At 10/09/2006 11:04 AM, Blogger Mr. Faded Glory said...

I don't blame Torre for the fact that they lost the series.

I blame him for the way in which they lost - flat, uncaring, joking, and the matter of insulting your best player. Who moves a guy from 6th to 4th to 8th in three games? Who benches Sheffield against a lefty one night and Giambi against a righty te next? What the hell?

 
At 10/09/2006 3:12 PM, Blogger susan said...

First, Giambi asked for a cortisone shot in his shoulder which precluded him playing in game 4 (he pawned his absence off on Torre). 2nd, for that delicate flower Sheffield, in game 7 of the 2003 ALCS, the Yankees on the verge of elimination v the Red Sox, Giambi was moved from #3 to #7 in the lineup and he hit 2 homeruns that day.
The Yankees went to the World Series partly because of that. Why would you give the biggest mercenary head case who's only interested in a contract for himself, who came in at the last minute and disrupted the team, and for whom every one on the team bent over backwards, the time of day? 'Off the cuff?' Yes, and always wrong. It's none of his business what happens with another player who also had everyone twisted in knots trying to make his sorry self happy.

 
At 10/09/2006 4:50 PM, Blogger Mr. Faded Glory said...

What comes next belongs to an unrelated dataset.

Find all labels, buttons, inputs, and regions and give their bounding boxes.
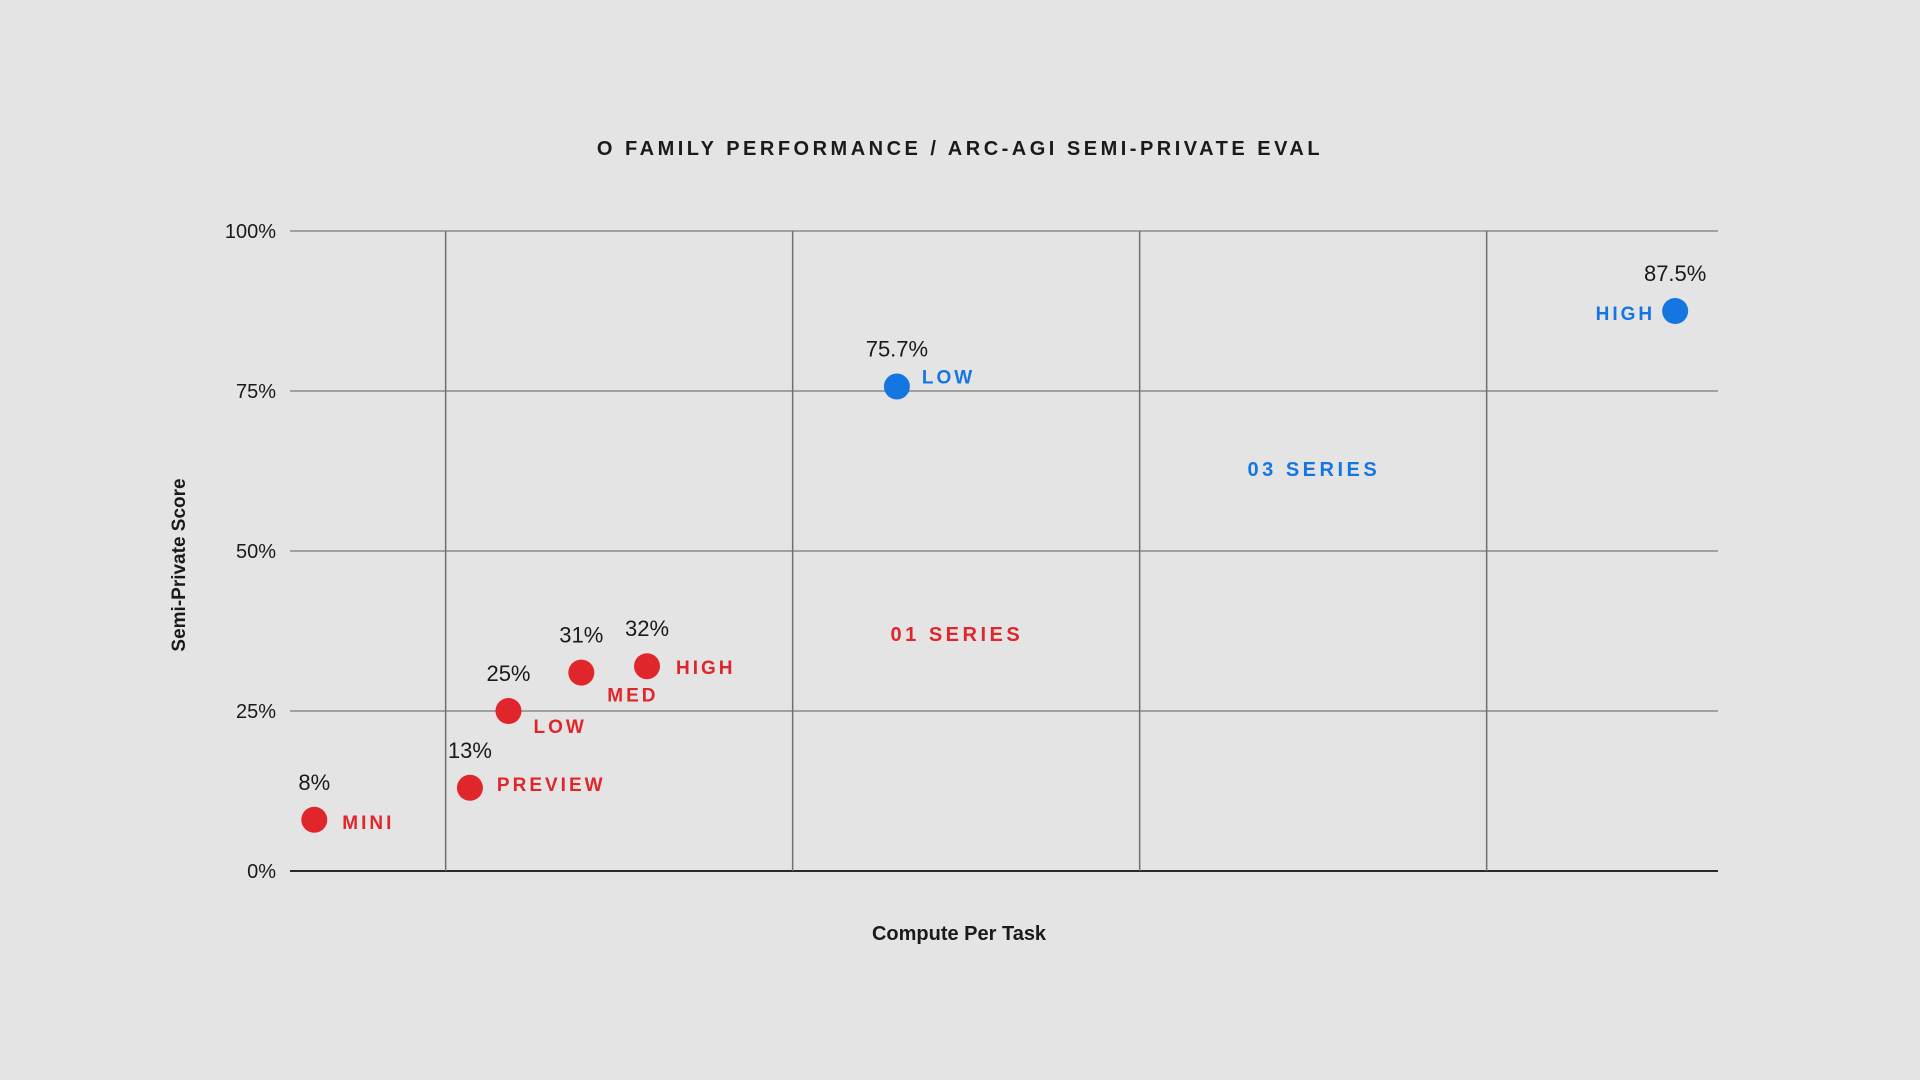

Giambi was "100% ready to play" on Saturday.

Sheffield was healthy on Friday.

If Torre gets accolades and lauded for some moves, such as moving Giambi to 7th as you mention - and declared a "genius" - most notably for "pushing the right buttons" in the 90's postseason by benching Wade Boggs and Tino Martinez at different times to play Charlie Hayes and Cecil Fielder, then he also must shoulder the responsibility that moving Rodriguez was not successful.

We can't have it both ways that he's a genius when it works and when it doesn't it's not his fault.